With these managed versions, version updates are delegated to the publisher teams. Most current customers who have deployed Cloudera Data Platform as PaaS in a cloud infrastructure now need to manage the above components.
“Now that the public CDP cloud has been enriched with the required components, we are seeing a very positive response,” says Denis Fraval. According to him, this managed version of CDE complements their environments for experiments or specific tasks that are easier to manage with a managed version.
From dedicated visualization to data mining
CDP data visualization is added to these two offers. “This is our innovation part for BI and data science,” says the manager. This new building block takes over the data visualization solution from Arcadia Data, a publisher that was acquired by Cloudera a year ago. Cloudera was initially offered as an independent solution and wanted to use the building blocks of that solution to create a CDP data visualization. “This enables the visual use of models for machine learning, but also of SQL queries,” says Denis Fraval. “We have autonomous users who can leverage their machine learning models and don’t want to rely on a third-party solution for visual data exploration,” he explains.
This data visualization level is available in the data warehouse and machine learning offerings. It is based on the Data Visualization Engine and the Smart Acceleration level from Arcadia. It must enable the sharing and provision of diagrams or graphics via drag and drop. The tool can recommend visualizations through natural language queries. “This solution is not intended to replace the BI tools of our partners Power BI, Microstrategy or even Qlik,” warns Denis Fraval.
Cloudera of rising stars … and giant clouds
Cloudera has an open source vision and is a little shaken by players like Snowflake, Databricks, but also cloud providers like AWS, Google or Microsoft, who also want to provide complete “platforms” for BI and Data Science.
“This confirms Cloudera’s strategy, which has always been to provide a Swiss Army knife for data processing, from picking up to returning to the end user,” says Denis Fraval confidently.

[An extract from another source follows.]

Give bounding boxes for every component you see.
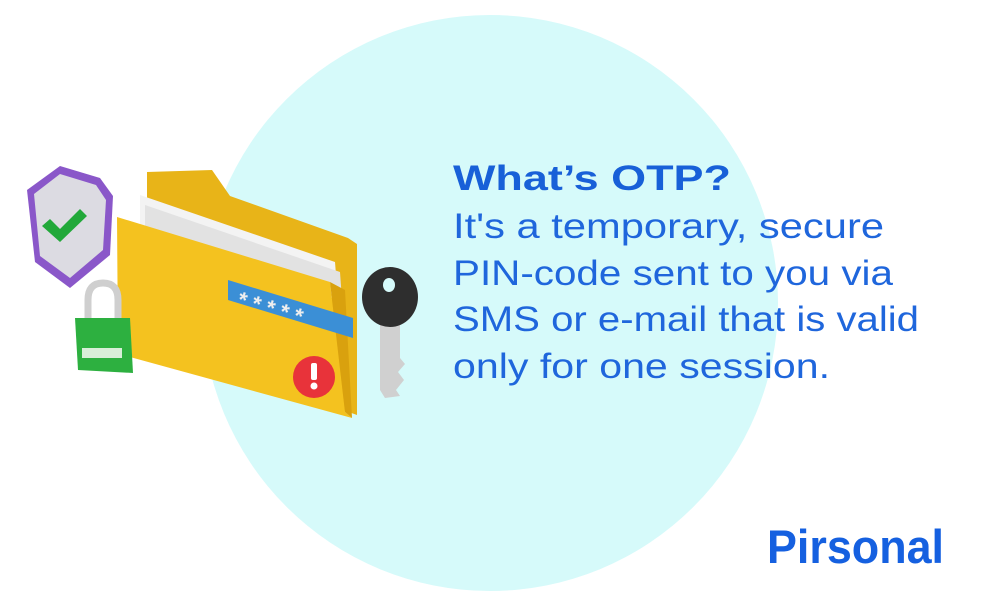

“Some of the actors you mentioned have expertise in one of the phases of data management and have only found that their customers want to cover the entire cycle. They try to expand their functional fields by adding building blocks. We are relatively far from that: They cover the urgent needs of their customers, ”estimates the Pre-Sales Director.
“What bothers us a bit is that some of them no longer allow these new developments to flow into open source communities. It’s a shame. In addition, they create a technical dependency that prevents reversibility. It bothers us a lot more and, above all, our customers. According to Cloudera, the principle of big data is to manipulate data in open formats and using a multicloud approach, ”defends Denis Fraval.